Entornando los ojos con calma, la araña respondió: "Mi arte no se apoya en la ostentación, sino en el trabajo y en la paciencia." Encolerizada por aquella respuesta, la avispa quiso probar su fuerza agitando con orgullo su aguijón venenoso. "¡Con un solo golpe puedo destrozar esta obra tuya tan delicada!", se jactó. Sin perder en absoluto la compostura, la araña dijo: "Quienes confían demasiado en su fuerza suelen pasar por alto las trampas que se tienden con ingenio." Vencida por su furia, la avispa erró el blanco y se lanzó con gran estruendo directamente al centro de la red. Pero los hilos de la red eran mucho más pegajosos y sumamente más resistentes de lo que parecían.
Cuanto más batía las alas la avispa, más apretados se enrollaban los puntos alrededor de su cuerpo.

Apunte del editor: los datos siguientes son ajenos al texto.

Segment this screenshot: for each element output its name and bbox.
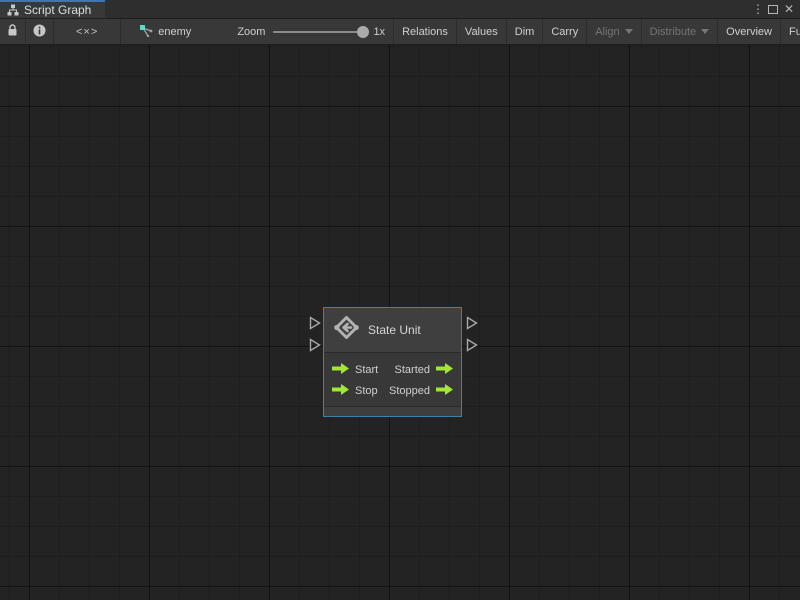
overview-label: Overview xyxy=(726,25,772,38)
port-row-stop: Stop Stopped xyxy=(324,380,461,401)
inspect-button[interactable] xyxy=(26,19,54,44)
node-body: Start Started Stop Stopped xyxy=(324,353,461,406)
code-preview-button[interactable]: <×> xyxy=(54,19,122,44)
tab-bar: Script Graph ⋮ ✕ xyxy=(0,0,800,19)
full-screen-button[interactable]: Full Screen xyxy=(781,19,800,44)
graph-breadcrumb[interactable]: enemy xyxy=(121,19,201,44)
output-port-label: Stopped xyxy=(389,384,430,397)
toolbar-buttons: Relations Values Dim Carry Align Distrib… xyxy=(393,19,800,44)
port-row-start: Start Started xyxy=(324,359,461,380)
full-screen-label: Full Screen xyxy=(788,25,800,38)
output-flow-port[interactable] xyxy=(436,361,453,379)
graph-asset-icon xyxy=(139,24,153,40)
tab-label: Script Graph xyxy=(24,3,92,17)
input-flow-port[interactable] xyxy=(332,382,349,400)
distribute-button[interactable]: Distribute xyxy=(642,19,719,44)
node-header[interactable]: State Unit xyxy=(324,308,461,353)
info-icon xyxy=(33,24,46,40)
external-output-port[interactable] xyxy=(466,316,478,330)
carry-button[interactable]: Carry xyxy=(543,19,588,44)
graph-toolbar: <×> enemy Zoom 1x Relations Values Dim C… xyxy=(0,19,800,45)
values-button[interactable]: Values xyxy=(457,19,507,44)
window-menu-icon[interactable]: ⋮ xyxy=(752,2,764,16)
graph-hierarchy-icon xyxy=(7,4,19,16)
zoom-control: Zoom 1x xyxy=(201,19,393,44)
graph-canvas[interactable]: State Unit Start Started Stop Stopped xyxy=(0,45,800,600)
zoom-slider[interactable] xyxy=(273,25,370,38)
external-input-port[interactable] xyxy=(309,316,321,330)
node-title: State Unit xyxy=(368,323,421,337)
code-preview-icon: <×> xyxy=(76,25,99,38)
lock-button[interactable] xyxy=(0,19,26,44)
output-flow-port[interactable] xyxy=(436,382,453,400)
distribute-label: Distribute xyxy=(649,25,697,38)
state-unit-icon xyxy=(334,315,359,345)
input-flow-port[interactable] xyxy=(332,361,349,379)
chevron-down-icon xyxy=(701,29,710,34)
external-input-port[interactable] xyxy=(309,338,321,352)
chevron-down-icon xyxy=(624,29,633,34)
zoom-slider-handle[interactable] xyxy=(357,25,370,38)
values-label: Values xyxy=(464,25,498,38)
input-port-label: Start xyxy=(355,363,379,376)
node-footer xyxy=(324,406,461,416)
window-controls: ⋮ ✕ xyxy=(752,0,800,18)
zoom-label: Zoom xyxy=(237,25,266,38)
close-icon[interactable]: ✕ xyxy=(784,2,794,16)
align-label: Align xyxy=(595,25,620,38)
zoom-value: 1x xyxy=(373,25,386,38)
state-unit-node[interactable]: State Unit Start Started Stop Stopped xyxy=(323,307,462,417)
dim-label: Dim xyxy=(514,25,535,38)
lock-icon xyxy=(7,23,18,40)
graph-name-label: enemy xyxy=(158,25,192,38)
relations-label: Relations xyxy=(402,25,448,38)
dim-button[interactable]: Dim xyxy=(507,19,544,44)
maximize-icon[interactable] xyxy=(767,4,778,14)
script-graph-window: Script Graph ⋮ ✕ <×> enemy Zoom 1x Relat… xyxy=(0,0,800,600)
carry-label: Carry xyxy=(551,25,579,38)
tab-script-graph[interactable]: Script Graph xyxy=(0,0,106,18)
output-port-label: Started xyxy=(394,363,430,376)
overview-button[interactable]: Overview xyxy=(718,19,781,44)
external-output-port[interactable] xyxy=(466,338,478,352)
input-port-label: Stop xyxy=(355,384,378,397)
relations-button[interactable]: Relations xyxy=(393,19,457,44)
align-button[interactable]: Align xyxy=(587,19,642,44)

Por más que la altiva cazadora agitara con ansia su aguijón venenoso, cada golpe fallido la dejaba aún más impotente. La araña paciente, avanzando con calma por los hilos de la red, envolvió rápidamente a su rival que se debatía con sus sedosas telas. La avispa, que confiaba en la fuerza de sus músculos y en su arma afilada, fue derrotada ante el ingenio y la preparación. Con un último sonido de alas que resonó en las profundidades del bosque, los forcejeos de la orgullosa avispa cesaron por completo. Las amenazas vacías y las jactancias sin medida se derriten siempre ante el orden firme que han levantado el ingenio y el trabajo. Come un bocado grande, pero no digas palabras grandes.